Jani has been out of the hospital now for four months, her longest stretch out of inpatient care since she first went to UCLA in January 2009. When I mentioned this to Dr. Levy, he asked me what I attributed this to. I think he was surprised that Jani didn’t nosedive back into the hospital after her therapy was cut off. However, no one is more surprised by that than me. But I sensed he wanted to know if I was trying to bend the facts a bit to make it look like Jani really didn’t need residential.

 

No.
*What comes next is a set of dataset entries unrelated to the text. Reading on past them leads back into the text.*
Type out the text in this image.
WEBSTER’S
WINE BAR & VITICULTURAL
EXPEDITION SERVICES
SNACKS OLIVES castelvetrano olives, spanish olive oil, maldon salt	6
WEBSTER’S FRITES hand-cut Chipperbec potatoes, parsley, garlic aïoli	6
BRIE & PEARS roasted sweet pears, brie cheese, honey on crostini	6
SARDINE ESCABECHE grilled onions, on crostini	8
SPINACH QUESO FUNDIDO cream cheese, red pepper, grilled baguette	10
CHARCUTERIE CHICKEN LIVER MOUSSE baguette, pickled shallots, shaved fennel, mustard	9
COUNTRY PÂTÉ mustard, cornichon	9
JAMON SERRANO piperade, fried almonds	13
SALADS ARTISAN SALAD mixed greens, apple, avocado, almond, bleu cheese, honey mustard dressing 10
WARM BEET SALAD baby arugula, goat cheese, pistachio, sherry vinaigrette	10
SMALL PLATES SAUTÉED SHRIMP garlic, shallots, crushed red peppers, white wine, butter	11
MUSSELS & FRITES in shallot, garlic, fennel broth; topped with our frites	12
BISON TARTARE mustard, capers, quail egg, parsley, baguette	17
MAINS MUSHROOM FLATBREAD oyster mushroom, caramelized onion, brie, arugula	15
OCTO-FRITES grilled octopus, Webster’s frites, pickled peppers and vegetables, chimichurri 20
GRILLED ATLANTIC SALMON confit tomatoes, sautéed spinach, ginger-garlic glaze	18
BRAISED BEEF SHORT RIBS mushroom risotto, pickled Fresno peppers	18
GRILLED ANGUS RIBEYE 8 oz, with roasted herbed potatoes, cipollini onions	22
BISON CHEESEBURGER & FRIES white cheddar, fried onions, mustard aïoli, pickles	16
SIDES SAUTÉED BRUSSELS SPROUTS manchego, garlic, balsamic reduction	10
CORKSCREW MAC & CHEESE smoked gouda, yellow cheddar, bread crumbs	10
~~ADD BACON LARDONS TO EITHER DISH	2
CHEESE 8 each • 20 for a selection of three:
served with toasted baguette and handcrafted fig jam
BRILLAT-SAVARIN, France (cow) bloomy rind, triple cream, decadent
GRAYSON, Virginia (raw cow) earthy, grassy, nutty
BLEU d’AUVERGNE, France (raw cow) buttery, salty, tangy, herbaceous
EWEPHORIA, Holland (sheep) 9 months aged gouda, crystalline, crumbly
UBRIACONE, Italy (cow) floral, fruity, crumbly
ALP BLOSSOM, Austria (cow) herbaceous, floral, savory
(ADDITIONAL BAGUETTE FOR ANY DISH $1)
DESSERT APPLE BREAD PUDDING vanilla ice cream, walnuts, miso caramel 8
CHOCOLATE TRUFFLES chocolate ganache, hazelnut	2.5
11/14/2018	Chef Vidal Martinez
I don’t lie. Even when it gets me into trouble.

 

I told him that I feel part of it is that Jani is getting older. She is maturing and with that maturity she is learning to better manage her illness. Jani will tell us when the hallucinations are bothering us. She will even tell us when she needs an extra Thorazine. I think she is coming to a comfortable balance between her world and ours.

 

The second factor, I told him, is that we spend every day trying to get Jani the stimulation that will help distract her. She has horse therapy twice a week and afterward we both work scooping manure and cleaning out water troughs. She cooks with me (cooking class), where we make cakes, pies, homemade bread, and Jani’s completely homemade spaghetti sauce (we even mash up fresh tomatoes). I am teaching her the major scales on the piano. Basically, Jani is back to what she was like as a infant: needing constant stimulation.

 

It is exhausting, but we are doing it.

 

The only times we start to lose her is when I have to go teach.

 

So the answer, Mr. Levy, is two-fold: One, Jani is getting stronger and more mature.

 

And two….

 

We, her parents, are working our asses off.